In the Big Data world, we're used to accepting compromises and arbitrary limitations. For example, accepting the benefits of Hadoop means working with the Hadoop Distributed File System, its immuatable files, its technique of keeping three copies of everything by default, and availability/reliability issues of the Hadoop cluster's namenode. As a further illustration of fixed limtations, iterative report design, even in a self-service scenario, almost always requires an open, persistent connection to the data source(s).
We accept these limitations based on an intuitive sense of needing to give in order to get, but that doesn't mean we have to like it, or meekly accept it. What if we could transcend these limitations and still get our work done? Today, in separate product launches, Cleversafe and Jaspersoft seek to provide such breakthroughs.
Cleversafe swaps out HDFS
Assuming it works as advertised, Cleversafe's company name is a fair reflection of its Hadoop architecture. While other HDFS alternatives exist for Hadoop (for example, MapR's Hadoop distro, which can mount HDFS-compatible NFS volumes), Cleversafe's Slicestor appliance nodes retain HDFS' distributed nature and maintain fault tolerance too. Cleversafe does this with "information dispersal" slices: spreading the data around different nodes in the cluster, employing Erasure Coding -- a scheme that allows reconstruction of data from a subset of storage nodes, and eliminates single points of failure without the overhead of HDFS' complete replication.
Meanwhile, the data is also stored in conventional format on the nodes where it is expected to be used for computation. The conventional storage assures fast MapReduce operations, and the striped storage assures fault tolerance, without the need (and network traffic and management overhead) to keep multiple full copies of the data.
Namenode issues disappear as well, since a Cleversafe cluster's accesser nodes federate and cover for each other, and the meta data is split up along with the data itself.
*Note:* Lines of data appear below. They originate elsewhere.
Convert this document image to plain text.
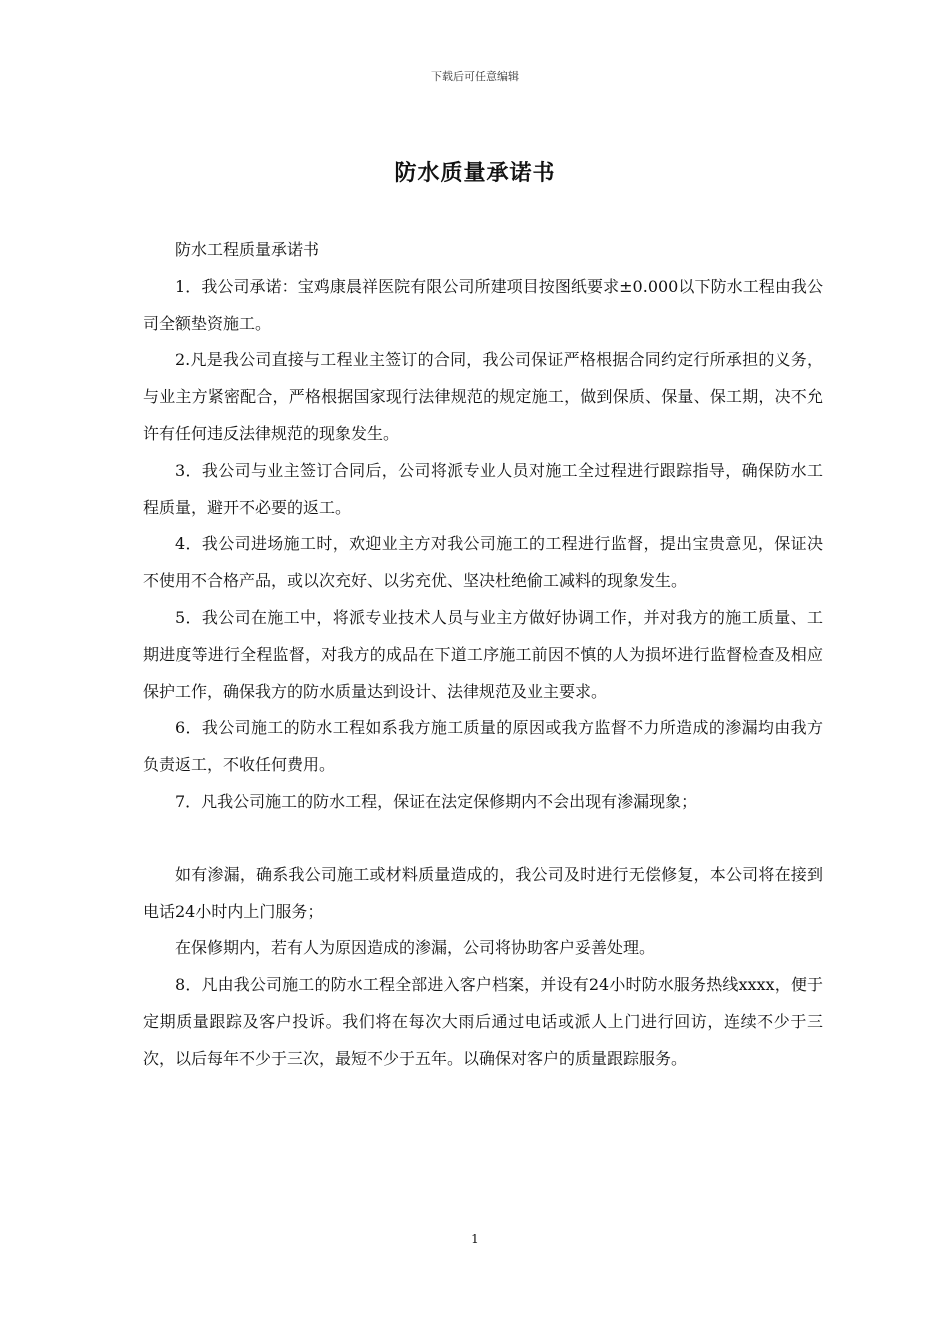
下载后可任意编辑
防水质量承诺书

防水工程质量承诺书

1．我公司承诺：宝鸡康晨祥医院有限公司所建项目按图纸要求±0.000以下防水工程由我公司全额垫资施工。

2.凡是我公司直接与工程业主签订的合同，我公司保证严格根据合同约定行所承担的义务，与业主方紧密配合，严格根据国家现行法律规范的规定施工，做到保质、保量、保工期，决不允许有任何违反法律规范的现象发生。

3．我公司与业主签订合同后，公司将派专业人员对施工全过程进行跟踪指导，确保防水工程质量，避开不必要的返工。

4．我公司进场施工时，欢迎业主方对我公司施工的工程进行监督，提出宝贵意见，保证决不使用不合格产品，或以次充好、以劣充优、坚决杜绝偷工减料的现象发生。

5．我公司在施工中，将派专业技术人员与业主方做好协调工作，并对我方的施工质量、工期进度等进行全程监督，对我方的成品在下道工序施工前因不慎的人为损坏进行监督检查及相应保护工作，确保我方的防水质量达到设计、法律规范及业主要求。

6．我公司施工的防水工程如系我方施工质量的原因或我方监督不力所造成的渗漏均由我方负责返工，不收任何费用。

7．凡我公司施工的防水工程，保证在法定保修期内不会出现有渗漏现象；

如有渗漏，确系我公司施工或材料质量造成的，我公司及时进行无偿修复，本公司将在接到电话24小时内上门服务；

在保修期内，若有人为原因造成的渗漏，公司将协助客户妥善处理。

8．凡由我公司施工的防水工程全部进入客户档案，并设有24小时防水服务热线xxxx，便于定期质量跟踪及客户投诉。我们将在每次大雨后通过电话或派人上门进行回访，连续不少于三次，以后每年不少于三次，最短不少于五年。以确保对客户的质量跟踪服务。

1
Although various high availability namenode technologies are appearing in the major Hadoop distributions now, they nonetheless still use a single central namenode at any given time. Keeping a warm spare around is not the same thing as having meta data/directory services responsibilities shared among a collection of active nodes.
Although Cleversafe clusters are appliance-based, the appliances nonetheless use commodity processors and storage. The added value comes from tuning and optimization, and the unique storage software subsystem. Cleversafe storage runs about $500 per Terabyte, and can be less depending on total storage size. On the MapReduce side, Cleversafe uses Cloudera's Distribution Including Apache Hadoop (CDH).
Jaspersoft: we don't need no stinkin' connections
While Cleversafe seeks to liberate data specialists form the tyranny of the HDFS namenode, Jaspersoft seeks to do likewise for end-users with respect to original data sources. With its new 4.7 release, Jaspersoft has really focused on the reporting scenario and has taken the position that modifying the design of a report shouldn't require going back to the server, if the report already has the data it needs.
Jaspersoft reports now carry with them a full offline snapshot containing the data set, the original query and the formatting information. From there, users can take advantage of Jaspersoft's browser based report tooling as if they were working in a connected capacity -- the only difference is that they'll be querying the offline cache.
What's especially interesting here is that this disconnected cache interactivity capability is to be included in Jaspersoft's free, open source Community Edition. This opens up interesting, royalty-free embedding opportunities for developers. And given that the Community Edition, according to Jaspersoft, is often used to build reports on transactional databases, the availability of the offline snapshot cache will provide end-users with a datamart of sorts, thus easing stress on the production database.
On the Mobile side, Jaspersoft is introducing a native Android app for smartphones running that operating system. The Android native smartphone app joins the native iPhone app Jaspersoft already had on offer. For the tablet form factor, Jaspersoft is sticking with the browser and HTML 5.
As we saw with the many annoucements around last month's Hadoop Summit, Big Data companies are working hard to bring Hadoop up to Enterprise quality expectations and the NoSQL and Open Source BI companies are working hard to make their layers stack up as well. As these Enterprise efforts have progressed, so many point solutions have emerged that there is now some risk of fragmentation in the platform.
But I think the likely scenario is one of evolution, where the best new approaches to storage, high availability and batch/online moderation (from amongst the many permutations proffered), will be widely adopted and the less popular approaches may fade away.
This is a normal part of software maturity and an overall good sign for Big Data.